Kicking off my second extension project for the folks over at Jovian.ml I took a gander through the WHO’s Life Expectancy Data with an aim of building a linear prediction algorithm. Found mirrored here, for ease of use, the dataset provides a range of health and population metrics with which to train a model.
Running this time on the Kaggle platform, the dataset was imported as a Pandas dataframe for ease of initial manipulation.
With the data imported, the first order of business was to clean and normalise the values, ready for splitting.
With the output preset as ‘Life Expectancy’, it was necessary to identify those columns which contained non-numeric data, in order to prevent processing errors. This functionality is inbuilt to Pandas, simplifying the problem from a technical perspective, but a quick look through the headings will turn up ‘Country’ and ‘Status’ as the likely offenders.
With these identified, and bound to a variable, it was time to start the pre-processing.
A copy of the entire dataframe is first made, and the missing data dropped. This step is essential to preventing later errors. Datasets often require cleaning prior to processing becoming possible, and this is a frequent part. Despite the 20 something headers, it is not a given that data will exist for all rows in all categories.
With these removed, the previously identified non-numeric categories can be processed into numerical equivalents. Whilst ‘Country’ as merely a tag of sorts for the data, will not be used, the processing of ‘Status’ is of interest.
The column contains two categories
Developing which can be seen as a binary option. This will present values between 0 and 1.
The data will now be split into two principle categories:
Out of the available categories, ‘Life Expectancy’ is already confirmed as the target. Therefore it, ‘Country’, and ‘Year’ can be removed from the Input data, as the two are unlikely to have a direct causal relationship with the target.
Of the two, ‘Year’ is more likely to be of use, however any relevance between recent events and life expectancy would be outside of the scope of the data availabe, and hence should not be a focus for the model.
With extraneous and missing data removed, it would seem the work is done. Yet this is not the case.

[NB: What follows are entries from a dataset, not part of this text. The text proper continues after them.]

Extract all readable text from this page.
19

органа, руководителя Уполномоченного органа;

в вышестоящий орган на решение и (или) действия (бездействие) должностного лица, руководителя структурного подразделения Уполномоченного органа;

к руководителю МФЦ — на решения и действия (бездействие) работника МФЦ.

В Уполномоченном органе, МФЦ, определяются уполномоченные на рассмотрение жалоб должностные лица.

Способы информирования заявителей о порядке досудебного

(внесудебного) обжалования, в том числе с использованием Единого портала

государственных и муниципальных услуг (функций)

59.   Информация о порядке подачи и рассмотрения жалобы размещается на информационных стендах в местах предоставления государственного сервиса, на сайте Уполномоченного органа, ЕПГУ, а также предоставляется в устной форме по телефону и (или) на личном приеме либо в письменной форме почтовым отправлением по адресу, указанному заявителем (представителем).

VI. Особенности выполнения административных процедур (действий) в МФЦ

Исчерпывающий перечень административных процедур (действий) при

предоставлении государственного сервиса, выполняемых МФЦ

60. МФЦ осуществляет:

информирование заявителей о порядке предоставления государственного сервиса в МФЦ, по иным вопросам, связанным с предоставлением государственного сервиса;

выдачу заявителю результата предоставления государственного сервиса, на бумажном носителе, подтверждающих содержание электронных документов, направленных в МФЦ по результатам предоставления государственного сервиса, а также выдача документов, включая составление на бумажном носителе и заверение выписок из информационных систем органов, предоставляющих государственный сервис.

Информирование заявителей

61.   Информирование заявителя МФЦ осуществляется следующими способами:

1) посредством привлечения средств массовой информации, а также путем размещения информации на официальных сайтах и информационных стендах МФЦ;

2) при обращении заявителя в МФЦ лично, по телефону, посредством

In the various categories, values for data range between single figures and the millions. With this varience, it will be extremely difficult to build a linear model that accounts for the chaotic nature of the relations.
The data must first be standardised.
There are a selection of methods availabe for standardising data, including min-maxing, range division, data centering, and standard deviation division. Of the available tools z-score scaling was selected.
By first calculating the mean of the data, taking it away from the values, then dividing by the standard deviation, the data can be both centered and scaled appropriately.
Whilst not pursued in this iteration of the project, it would be recommended with much larger datasets to prevent crossflow of the data by isolating sets that belong to the same country, and ensuring they are evenly distributed whilst remaining contiguous.
The Inputs and Target datasets have now been prepared, dropping from some 2500+ values to 1649. They are converted to a numpy array with the .values() call for easier manipulation as PyTorch tensors.
This done, both sets are then converted to tensors, and 12.5% of them are split to form a validation set discrete from the training data. Values are stored as
float32 rather than
float64 values to lower hardware costs in the later fitting steps.
Data loaders are constructed, with the batch size set at 64, in order to shuffle the data into batches for processing.
Next, the model itself is constructed.
As recommended by the course notes, the model used it structured according to that provided by Aakash, the website CEO, and course leader. Over the course of testing, I experimented with a couple of different loss calculation mechanisms, but the unsmoothed l1 loss method appeared to produce the best results.
On instantiation, the class loads the model with randomised values, ready for training. Gradient data is maintained in order to calculate the direction of movement for the later training.
Evaluation and fit functions are defined, and the model is ready for training.
As expected from randomised constants, the first evaluation loses a significant amount of data, and is wildly inaccurate as a result.
With a learning rate set at 1e-1 and running for 100epochs (loops through the training and evaluation system). The accuracy improves immensely.
As can be seen from the graph, the accuracy improves at a constant rate until the reaching of a plateau at around data loss 2.9, representing an accuracy of 95%.
Playing around with reinstantiating the model, which will pick a different start point for the stochastic gradient descent process, the highest the accuracy got was 98%, though this can be considered something of a fluke.
It was an interesting week, and, barring technical difficulties, enjoyable.
See you all again for the next installment.